Yeni duruma göre, anayasa maddesine uygun yasaların çıkarılması bekleniyor. AKP hükümetinin Danıştay’dan dönen özelleştirmeler ve çevre felaketine neden olabilecek yatırımların önünü açmak için böylesi bir düzenlemeye gittiğini dile getiren hukukçular, “Bu süreçten sonra herhangi bir çevre davasını ya da özelleştirme karşıtı davayı kazanmak çok güç” yorumunu yapıyor.

Allianoi’nin kumla kaplanması ve öylece suya gömülmesi yönünde alınan karar yeniden yargıya taşındı. Çevreciler bu davanın anayasa hükmü olan yerindelik denetimi gerekçe gösterilerek, aleyhlerine sonuçlanmasından endişe duyuyorlar.

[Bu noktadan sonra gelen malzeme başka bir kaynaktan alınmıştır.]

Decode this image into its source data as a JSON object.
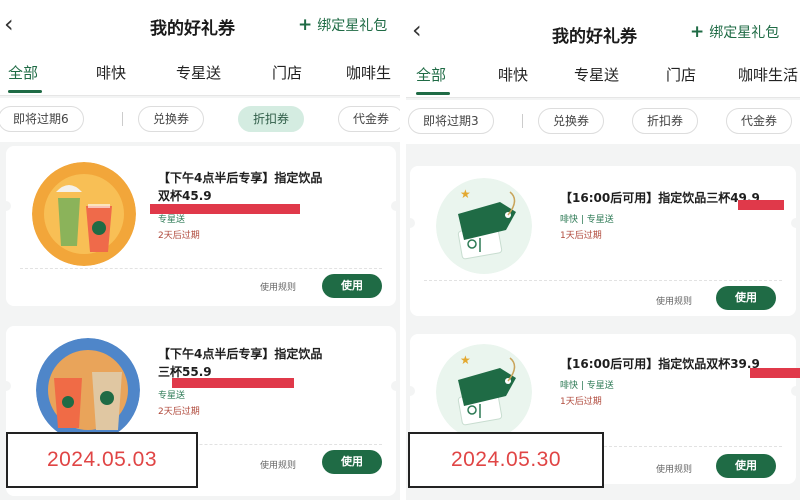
{
  "left": {
    "title": "我的好礼券",
    "bind_link": "绑定星礼包",
    "tabs": [
      "全部",
      "啡快",
      "专星送",
      "门店",
      "咖啡生"
    ],
    "filters": [
      "即将过期6",
      "兑换券",
      "折扣券",
      "代金券"
    ],
    "coupons": [
      {
        "title_line1": "【下午4点半后专享】指定饮品",
        "title_line2": "双杯45.9",
        "channel": "专星送",
        "expire": "2天后过期",
        "rules": "使用规则",
        "button": "使用"
      },
      {
        "title_line1": "【下午4点半后专享】指定饮品",
        "title_line2": "三杯55.9",
        "channel": "专星送",
        "expire": "2天后过期",
        "rules": "使用规则",
        "button": "使用"
      }
    ],
    "date_stamp": "2024.05.03"
  },
  "right": {
    "title": "我的好礼券",
    "bind_link": "绑定星礼包",
    "tabs": [
      "全部",
      "啡快",
      "专星送",
      "门店",
      "咖啡生活"
    ],
    "filters": [
      "即将过期3",
      "兑换券",
      "折扣券",
      "代金券"
    ],
    "coupons": [
      {
        "title_line1": "【16:00后可用】指定饮品三杯49.9",
        "channel": "啡快 | 专星送",
        "expire": "1天后过期",
        "rules": "使用规则",
        "button": "使用"
      },
      {
        "title_line1": "【16:00后可用】指定饮品双杯39.9",
        "channel": "啡快 | 专星送",
        "expire": "1天后过期",
        "rules": "使用规则",
        "button": "使用"
      }
    ],
    "date_stamp": "2024.05.30"
  },
  "icons": {
    "back": "chevron-left-icon",
    "plus": "plus-icon",
    "coupon_thumb_drinks": "drink-cups-icon",
    "coupon_thumb_tag": "price-tag-icon"
  },
  "colors": {
    "brand_green": "#1f6b45",
    "chip_active_bg": "#d4ece1",
    "expire_red": "#b04a3c",
    "date_red": "#e04545",
    "redact_red": "#e0394a"
  }
}
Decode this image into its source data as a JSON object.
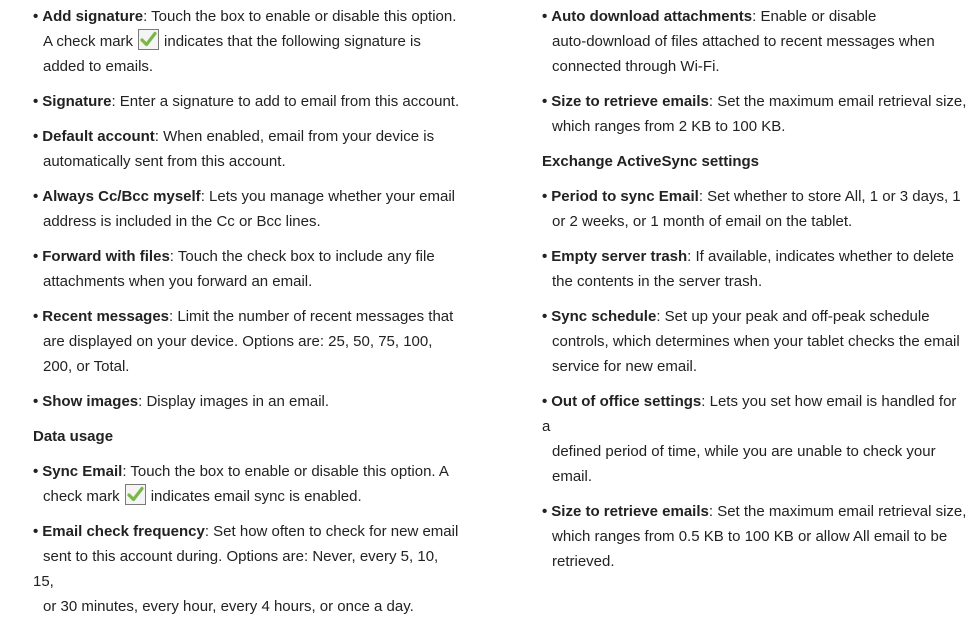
{
  "left_column": {
    "add_signature": {
      "term": "Add signature",
      "line1": ": Touch the box to enable or disable this option.",
      "line2a": "A check mark",
      "line2b": "indicates that the following signature is",
      "line3": "added to emails."
    },
    "signature": {
      "term": "Signature",
      "text": ": Enter a signature to add to email from this account."
    },
    "default_account": {
      "term": "Default account",
      "line1": ": When enabled, email from your device is",
      "line2": "automatically sent from this account."
    },
    "always_cc": {
      "term": "Always Cc/Bcc myself",
      "line1": ": Lets you manage whether your email",
      "line2": "address is included in the Cc or Bcc lines."
    },
    "forward_files": {
      "term": "Forward with files",
      "line1": ": Touch the check box to include any file",
      "line2": "attachments when you forward an email."
    },
    "recent_messages": {
      "term": "Recent messages",
      "line1": ": Limit the number of recent messages that",
      "line2": "are displayed on your device. Options are: 25, 50, 75, 100,",
      "line3": "200, or Total."
    },
    "show_images": {
      "term": "Show images",
      "text": ": Display images in an email."
    },
    "data_usage_heading": "Data usage",
    "sync_email": {
      "term": "Sync Email",
      "line1": ": Touch the box to enable or disable this option. A",
      "line2a": "check mark",
      "line2b": "indicates email sync is enabled."
    },
    "check_frequency": {
      "term": "Email check frequency",
      "line1": ": Set how often to check for new email",
      "line2": "sent to this account during. Options are: Never, every 5, 10, 15,",
      "line3": "or 30 minutes, every hour, every 4 hours, or once a day."
    }
  },
  "right_column": {
    "auto_download": {
      "term": "Auto download attachments",
      "line1": ": Enable or disable",
      "line2": "auto-download of files attached to recent messages when",
      "line3": "connected through Wi-Fi."
    },
    "size_retrieve_1": {
      "term": "Size to retrieve emails",
      "line1": ": Set the maximum email retrieval size,",
      "line2": "which ranges from 2 KB to 100 KB."
    },
    "exchange_heading": "Exchange ActiveSync settings",
    "period_sync": {
      "term": "Period to sync Email",
      "line1": ": Set whether to store All, 1 or 3 days, 1",
      "line2": "or 2 weeks, or 1 month of email on the tablet."
    },
    "empty_trash": {
      "term": "Empty server trash",
      "line1": ": If available, indicates whether to delete",
      "line2": "the contents in the server trash."
    },
    "sync_schedule": {
      "term": "Sync schedule",
      "line1": ": Set up your peak and off-peak schedule",
      "line2": "controls, which determines when your tablet checks the email",
      "line3": "service for new email."
    },
    "out_of_office": {
      "term": "Out of office settings",
      "line1": ": Lets you set how email is handled for a",
      "line2": "defined period of time, while you are unable to check your",
      "line3": "email."
    },
    "size_retrieve_2": {
      "term": "Size to retrieve emails",
      "line1": ": Set the maximum email retrieval size,",
      "line2": "which ranges from 0.5 KB to 100 KB or allow All email to be",
      "line3": "retrieved."
    }
  },
  "bullet_glyph": "•",
  "check_color": "#7ab648",
  "icons": {
    "checkmark": "green-checkmark-box-icon"
  }
}
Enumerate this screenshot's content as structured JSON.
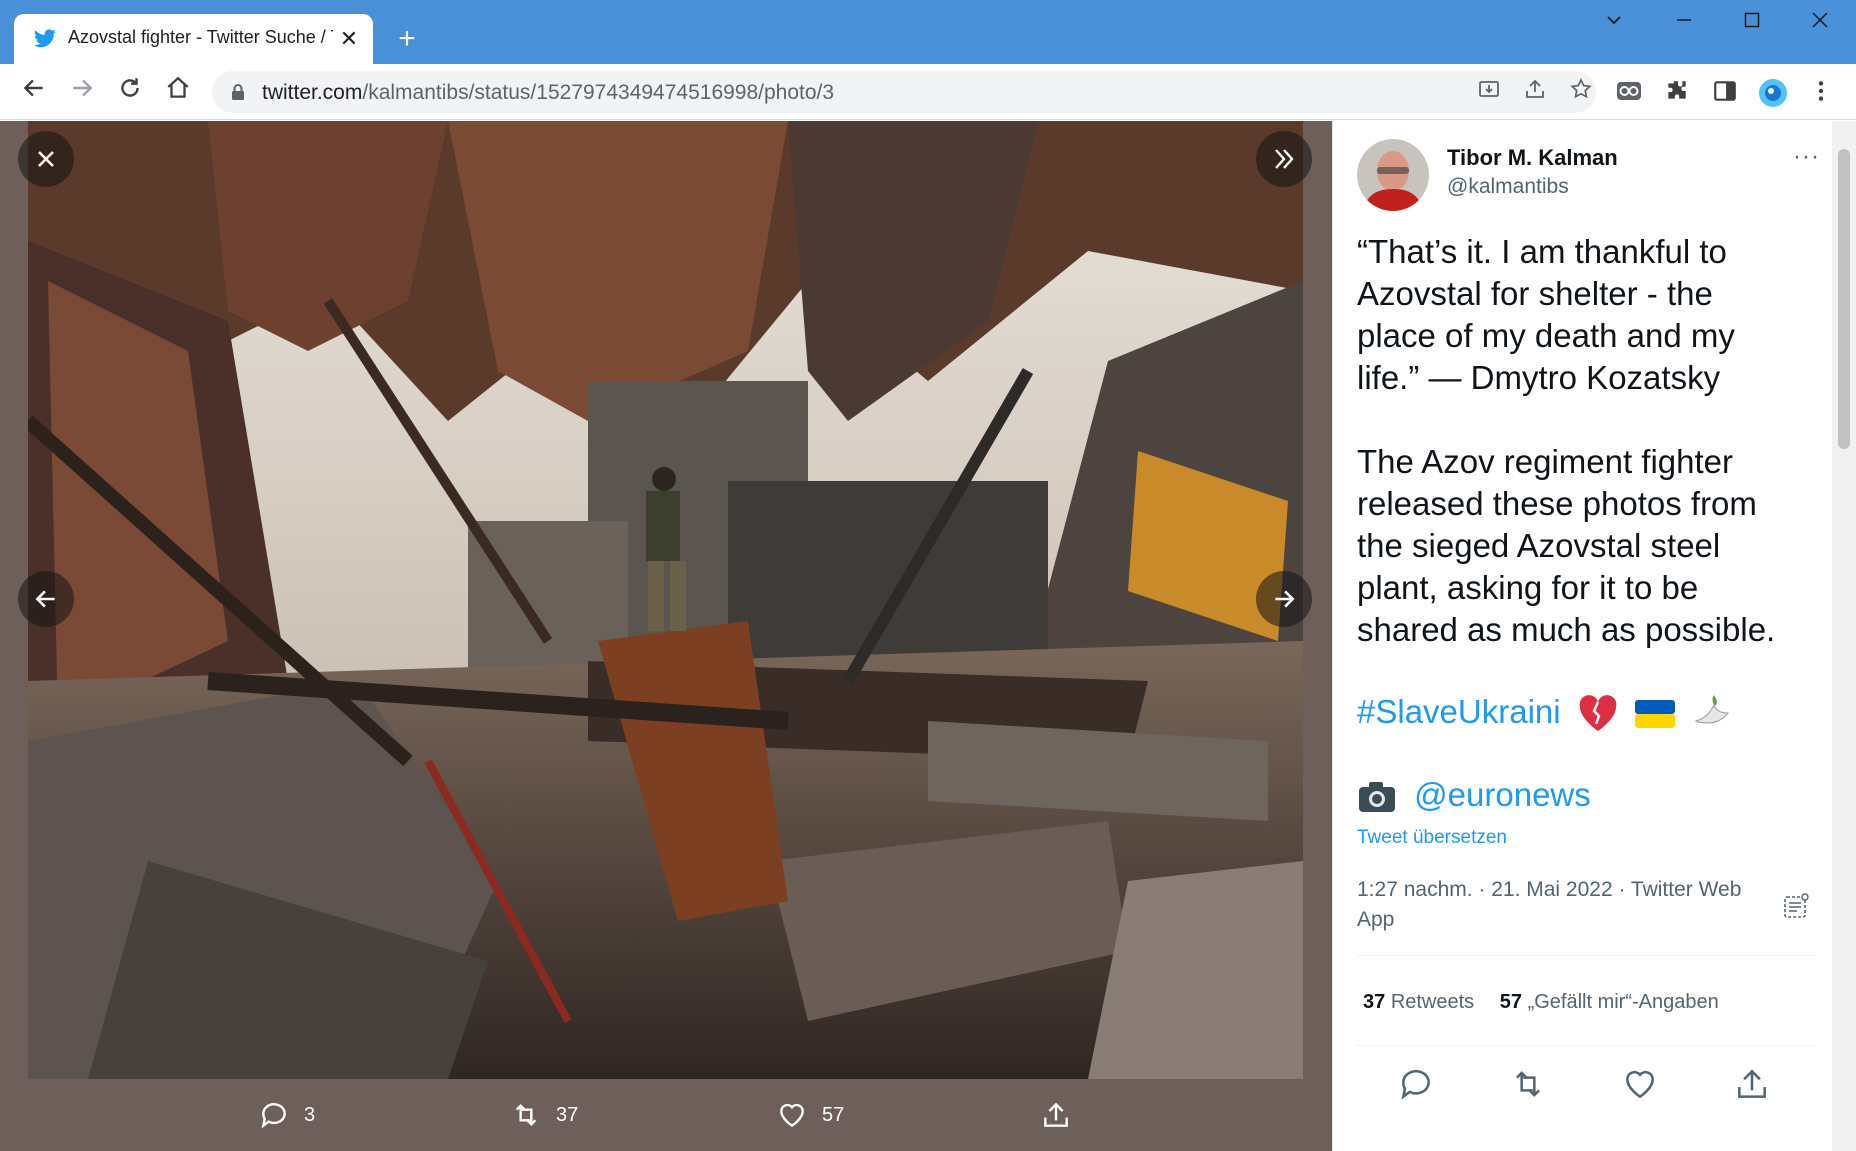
{
  "browser": {
    "tab_title": "Azovstal fighter - Twitter Suche / Twitter",
    "tab_close": "✕",
    "new_tab": "+",
    "url_host": "twitter.com",
    "url_path": "/kalmantibs/status/1527974349474516998/photo/3",
    "colors": {
      "titlebar": "#4a90d9",
      "toolbar": "#ffffff"
    }
  },
  "viewer": {
    "close_icon": "close-icon",
    "expand_icon": "double-chevron-right-icon",
    "prev_icon": "arrow-left-icon",
    "next_icon": "arrow-right-icon",
    "actions": {
      "reply_count": "3",
      "retweet_count": "37",
      "like_count": "57"
    }
  },
  "tweet": {
    "author_name": "Tibor M. Kalman",
    "author_handle": "@kalmantibs",
    "more": "···",
    "paragraph_1": "“That’s it. I am thankful to Azovstal for shelter - the place of my death and my life.” — Dmytro Kozatsky",
    "paragraph_2": "The Azov regiment fighter released these photos from the sieged Azovstal steel plant, asking for it to be shared as much as possible.",
    "hashtag": "#SlaveUkraini",
    "mention": "@euronews",
    "translate_label": "Tweet übersetzen",
    "timestamp": "1:27 nachm. · 21. Mai 2022 · Twitter Web App",
    "retweets_count": "37",
    "retweets_label": "Retweets",
    "likes_count": "57",
    "likes_label": "„Gefällt mir“-Angaben",
    "accent_color": "#1d9bf0"
  }
}
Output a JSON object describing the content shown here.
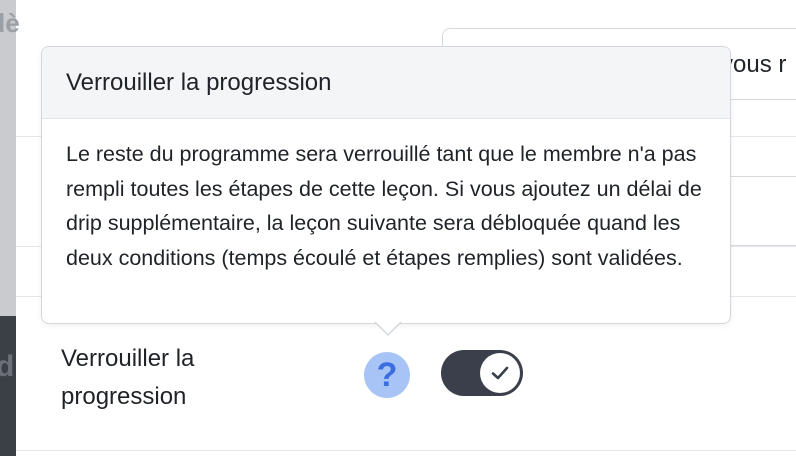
{
  "background": {
    "card_partial_text": "vous r",
    "sidebar_fragment_top": "lè",
    "sidebar_fragment_bottom": "d"
  },
  "tooltip": {
    "title": "Verrouiller la progression",
    "body": "Le reste du programme sera verrouillé tant que le membre n'a pas rempli toutes les étapes de cette leçon. Si vous ajoutez un délai de drip supplémentaire, la leçon suivante sera débloquée quand les deux conditions (temps écoulé et étapes remplies) sont validées."
  },
  "setting": {
    "label": "Verrouiller la progression",
    "help_symbol": "?",
    "toggle_on": true,
    "toggle_icon": "check-icon"
  },
  "colors": {
    "toggle_track": "#3a3f4b",
    "help_icon_bg": "#a8c4f7",
    "help_icon_fg": "#3b6fe0"
  }
}
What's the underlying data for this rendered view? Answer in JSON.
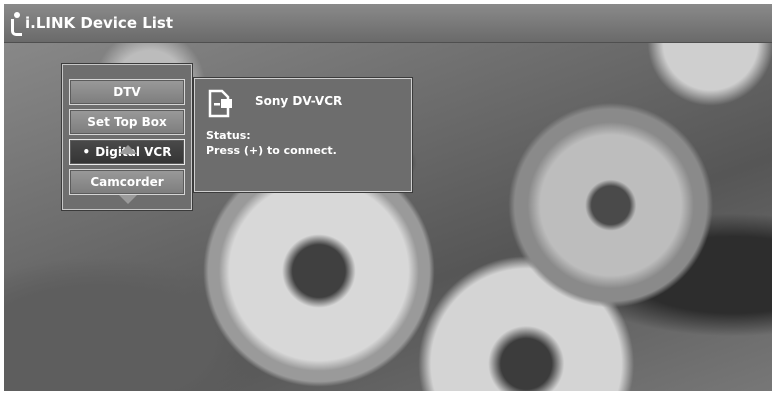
{
  "window": {
    "title": "i.LINK Device List",
    "logo_icon": "ilink-logo-icon"
  },
  "device_list": {
    "items": [
      {
        "label": "DTV",
        "selected": false
      },
      {
        "label": "Set Top Box",
        "selected": false
      },
      {
        "label": "Digital VCR",
        "selected": true,
        "bullet": "•"
      },
      {
        "label": "Camcorder",
        "selected": false
      }
    ],
    "scroll_up_icon": "up-arrow-icon",
    "scroll_down_icon": "down-arrow-icon"
  },
  "device_info": {
    "icon": "vcr-device-icon",
    "name": "Sony DV-VCR",
    "status_label": "Status:",
    "status_text": "Press (+) to connect."
  },
  "colors": {
    "title_bar": "#7a7a7a",
    "panel": "#6e6e6e",
    "selected_button": "#3e3e3e",
    "text": "#ffffff"
  }
}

Kaldı ki yargı kararı bile beklenmeden Alliaoni’de gömme çalışmaları yürütülüyor.

Israr sürüyor

Bir başka endişe de Seferihisar’da yaşanıyor. “Sakin şehir” unvanıyla taçlanan Seferihisar kıyılarına konuşlandırılmak istenen balık çiftlikleri, yöre halkı tarafından tepki çekerken, idarenin, söz konusu işletmeleri kurma ısrarı da sürüyor.

İzmir’in içme suyu ihtiyacının önemli bölümünü karşılaması planlanan Çamlı Barajı’nın yer aldığı Efemçukuru’ndaki gelişmeler de yerindelik denetimi olgusunun anayasa hükmü olmasıyla farklı boyuta uzanacak.

Turgutlu’ya, İngilizler tarafından konuşlandırılan nikel madeninde de durum farklı değil. İlçede yaklaşık 2 milyon ağacın kesilmesine neden olacak maden işletmesine karşı açılan davalar sürüyor.

İzmir Barosu avukatlarından Noyan Özkan, gelişmeleri, AKP hükümetini kendisine uygun bir yargı sistemi yaratma adımı olarak değerlendiriyor.